Streit um griechische Renten Tsipras sieht Geldgeber am Zug
Die Geldgeber setzen Athen bei den Rentenkürzungen aus "Opportunismus" unter Druck - das meint der griechische Regierungschef Tsipras. Man warte aber "geduldig" auf mehr Realismus. Finanzminister Varoufakis forderte zudem einen Schuldennachlass.
Der griechische Regierungschef Alexis Tsipras hat das Beharren der internationalen Geldgeber auf weitere Rentenkürzungen erneut kritisiert. Hinter der Forderung könne man nur politische Absichten vermuten, zitierte ihn die linksgerichtete Zeitung "Efimerída ton Syntaktón". Er warf den Verhandlungspartnern "politischen Opportunismus" vor, der sie dazu treibe, Athen mit Forderungen nach Rentenkürzungen unter Druck zu setzen. Diese sind einer der Hauptstreitpunkte bei den Gesprächen.
Griechenland werde dennoch geduldig warten, bis IWF, EZB und EU in der Realität ankämen. Seine Regierung wünsche sich "ernsthaft" eine Lösung.
Varoufakis: Wir brauchen eine Umschuldung
Zuvor hatte Griechenlands Finanzminister Yanis Varoufakis auf längere Laufzeiten zur Schuldentilgung und einen Schuldenerlass gepocht. Er sagte der "Bild"-Zeitung, sein Land brauche eine Umschuldung: "Nur so können wir die Rückzahlung von so viel Schulden wie möglich garantieren und auch leisten." Er verzichte auf weitere Hilfsgelder, wenn die Gläubiger einen Schuldenschnitt anböten. Außerdem benötige Griechenland längere Laufzeiten.
Einen Euro-Ausstieg halte er zwar nicht für sinnvoll, sagte Varoufakis - "aber alles ausschließen kann niemand, auch ich kann nicht ausschließen, dass ein Komet die Erde trifft." Der Finanzminister sagte zugleich: "Wir wollen kein weiteres Geld." Deutschland und der Rest der Euro-Zone hätten Griechenland "doch schon zu viel Geld gegeben - und zwar gehörig". Griechenland wolle "keinen Cent für Löhne und Renten und Schuldentilgung".
"Kanzlerin muss dabei sein"
Trotz der festgefahrenen Gespräche könne es eine schnelle Einigung geben, sagte Varoufakis.

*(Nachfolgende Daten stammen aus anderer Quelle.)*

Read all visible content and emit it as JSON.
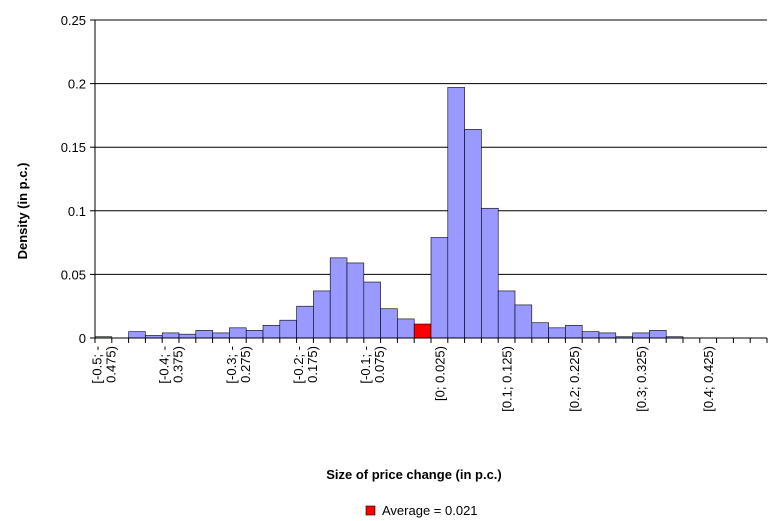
{
  "chart_data": {
    "type": "bar",
    "xlabel": "Size of price change (in p.c.)",
    "ylabel": "Density (in p.c.)",
    "ylim": [
      0,
      0.25
    ],
    "yticks": [
      "0",
      "0.05",
      "0.1",
      "0.15",
      "0.2",
      "0.25"
    ],
    "grid": true,
    "legend": "bottom",
    "colors": {
      "bar": "#9999ff",
      "highlight": "#ff0000",
      "edge": "#000000",
      "grid": "#000000"
    },
    "categories": [
      "-0.5",
      "-0.475",
      "-0.45",
      "-0.425",
      "-0.4",
      "-0.375",
      "-0.35",
      "-0.325",
      "-0.3",
      "-0.275",
      "-0.25",
      "-0.225",
      "-0.2",
      "-0.175",
      "-0.15",
      "-0.125",
      "-0.1",
      "-0.075",
      "-0.05",
      "-0.025",
      "0",
      "0.025",
      "0.05",
      "0.075",
      "0.1",
      "0.125",
      "0.15",
      "0.175",
      "0.2",
      "0.225",
      "0.25",
      "0.275",
      "0.3",
      "0.325",
      "0.35",
      "0.375",
      "0.4",
      "0.425",
      "0.45",
      "0.475"
    ],
    "tick_labels": [
      {
        "index": 0,
        "line1": "[-0.5; -",
        "line2": "0.475)"
      },
      {
        "index": 4,
        "line1": "[-0.4; -",
        "line2": "0.375)"
      },
      {
        "index": 8,
        "line1": "[-0.3; -",
        "line2": "0.275)"
      },
      {
        "index": 12,
        "line1": "[-0.2; -",
        "line2": "0.175)"
      },
      {
        "index": 16,
        "line1": "[-0.1; -",
        "line2": "0.075)"
      },
      {
        "index": 20,
        "line1": "[0; 0.025)",
        "line2": ""
      },
      {
        "index": 24,
        "line1": "[0.1; 0.125)",
        "line2": ""
      },
      {
        "index": 28,
        "line1": "[0.2; 0.225)",
        "line2": ""
      },
      {
        "index": 32,
        "line1": "[0.3; 0.325)",
        "line2": ""
      },
      {
        "index": 36,
        "line1": "[0.4; 0.425)",
        "line2": ""
      }
    ],
    "series": [
      {
        "name": "Density",
        "values": [
          0.001,
          0,
          0.005,
          0.002,
          0.004,
          0.003,
          0.006,
          0.004,
          0.008,
          0.006,
          0.01,
          0.014,
          0.025,
          0.037,
          0.063,
          0.059,
          0.044,
          0.023,
          0.015,
          0.011,
          0.079,
          0.197,
          0.164,
          0.102,
          0.037,
          0.026,
          0.012,
          0.008,
          0.01,
          0.005,
          0.004,
          0.001,
          0.004,
          0.006,
          0.001,
          0,
          0,
          0,
          0,
          0
        ]
      }
    ],
    "highlight_index": 19,
    "legend_entries": [
      {
        "label": "Average = 0.021",
        "color": "#ff0000"
      }
    ]
  }
}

Eine Einigung könnte in nur einer Nacht erreicht werden. "Aber: Die Kanzlerin muss dabei sein." Das seinem Land von den Gläubigern auferlegte Sparprogramm sei gescheitert. "Es führt kein Weg daran vorbei: Wir müssen ganz von vorn anfangen, Tabula rasa machen."
Zugleich räumte Varoufakis massive Probleme in der staatlichen Finanzverwaltung ein. Er warnte davor, wie von den Gläubigern gefordert, die Mehrwertsteuer für "wichtige Lebensbereiche" auf 23 Prozent zu erhöhen.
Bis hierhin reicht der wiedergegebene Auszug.